When they had turned their heels on the shop, Jacopo made a face at Johann; Johann swung round upon Angelo, and met a smile. Then followed explanations.

‘What’s that you say? She’s true—she’s true?’ exclaimed the astounded lover.

‘True enough, but a girl at an inn wants hotter courting,’ said Jacopo. ‘His Excellency here is after his own sweetheart.’

Johann huzzaed, hugged at Angelo’s hands, and gave a lusty filial tap to Jacopo on the shoulder. Bread and grapes and Tyrolese wine were placed for them, and Johann’s mother soon produced a salad, eggs, and fowl; and then and there declared her willingness to receive Rosetta into the household, ‘if she would swear at the outset never to have ‘heimweh’ (home-longing); as people—men and women, both—always did when they took a new home across a mountain.’

‘She won’t—will she?’ Johann inquired with a dubious sparkle.

‘Not she,’ said Jacopo.

After the meal he drew Johann aside. They returned to Angelo, and Johann beckoned him to leave the house by a back way, leading up a slope of garden into high vine-poles. He said that he had seen a party pass out of Cles from the inn early, in a light car, on for Meran. The gendarmerie were busy on the road: a mounted officer had dashed up to the inn an hour later, and had followed them: it was the talk of the village.

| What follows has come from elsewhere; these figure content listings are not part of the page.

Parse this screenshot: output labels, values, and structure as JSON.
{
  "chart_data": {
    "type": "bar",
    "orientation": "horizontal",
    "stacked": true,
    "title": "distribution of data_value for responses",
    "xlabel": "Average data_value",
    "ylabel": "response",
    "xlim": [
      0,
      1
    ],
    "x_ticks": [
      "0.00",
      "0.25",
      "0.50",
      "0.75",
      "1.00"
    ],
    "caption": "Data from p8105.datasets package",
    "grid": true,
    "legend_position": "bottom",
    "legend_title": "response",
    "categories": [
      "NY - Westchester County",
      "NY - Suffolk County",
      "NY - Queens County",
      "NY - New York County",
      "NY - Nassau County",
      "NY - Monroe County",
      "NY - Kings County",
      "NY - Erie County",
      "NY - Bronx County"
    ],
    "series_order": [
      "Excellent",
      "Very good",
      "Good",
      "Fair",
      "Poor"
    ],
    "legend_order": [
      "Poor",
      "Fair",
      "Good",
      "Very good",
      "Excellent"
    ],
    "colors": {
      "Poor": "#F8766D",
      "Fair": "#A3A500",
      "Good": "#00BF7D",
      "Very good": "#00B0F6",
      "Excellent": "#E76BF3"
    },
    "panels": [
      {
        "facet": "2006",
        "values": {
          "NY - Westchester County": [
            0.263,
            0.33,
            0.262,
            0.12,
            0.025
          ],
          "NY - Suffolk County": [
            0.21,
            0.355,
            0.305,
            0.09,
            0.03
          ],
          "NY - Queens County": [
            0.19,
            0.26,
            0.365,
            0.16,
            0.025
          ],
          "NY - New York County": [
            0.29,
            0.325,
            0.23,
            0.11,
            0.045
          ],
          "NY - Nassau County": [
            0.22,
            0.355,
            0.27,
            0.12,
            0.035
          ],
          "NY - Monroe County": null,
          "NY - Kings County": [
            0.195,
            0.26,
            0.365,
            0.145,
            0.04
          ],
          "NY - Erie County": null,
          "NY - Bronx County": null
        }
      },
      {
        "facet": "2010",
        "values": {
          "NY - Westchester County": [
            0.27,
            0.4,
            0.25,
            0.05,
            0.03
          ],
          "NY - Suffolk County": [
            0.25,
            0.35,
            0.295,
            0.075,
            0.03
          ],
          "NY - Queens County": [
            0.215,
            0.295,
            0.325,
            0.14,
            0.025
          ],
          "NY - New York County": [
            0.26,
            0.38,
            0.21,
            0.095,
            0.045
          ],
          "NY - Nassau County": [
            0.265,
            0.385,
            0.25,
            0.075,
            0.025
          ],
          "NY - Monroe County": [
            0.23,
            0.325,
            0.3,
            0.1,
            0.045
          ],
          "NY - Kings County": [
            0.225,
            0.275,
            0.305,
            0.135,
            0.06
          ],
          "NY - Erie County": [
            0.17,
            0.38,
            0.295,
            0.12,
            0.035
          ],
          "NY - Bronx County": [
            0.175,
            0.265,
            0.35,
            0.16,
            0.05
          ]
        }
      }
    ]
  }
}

‘Padrone, you dismiss me now,’ said Jacopo.

‘I pay you, but don’t dismiss you,’ said Angelo, and handed him a bank-note.

‘I stick to you, padrone, till you do dismiss me,’ Jacopo sighed.

Johann offered to conduct them as far as the Monte Pallade pass, and they started, avoiding the high road, which was enviably broad and solid. Within view of a village under climbing woods, they discerned an open car, flanked by bayonets, returning to Cles. Angelo rushed ahead of them down the declivity, and stood full in the road to meet the procession. A girl sat in the car, who hung her head, weeping; Lorenzo was beside her; an Englishman on foot gave employment to a pair of soldiers to get him along. As they came near at marching pace, Lorenzo yawned and raised his hand to his cheek, keeping the thumb pointed behind him. Including the girl, there were four prisoners: Vittoria was absent. The Englishman, as he was being propelled forward, addressed Angelo in French, asking him whether he could bear to see an unoffending foreigner treated with wanton violation of law. The soldiers bellowed at their captive, and Angelo sent a stupid shrug after him. They rounded a bend of the road. Angelo tightened the buckle at his waist.

‘Now I trust you,’ he said to Jacopo. ‘Follow the length of five miles over the pass: if you don’t see me then, you have your liberty, tongue and all.’

With that he doubled his arms and set forth at a steady run, leaving his companions to speculate on his powers of endurance. They did so complacently enough, until Jacopo backed him for a distance and Johann betted against him, when behold them at intervals taking a sharp trot to keep him in view.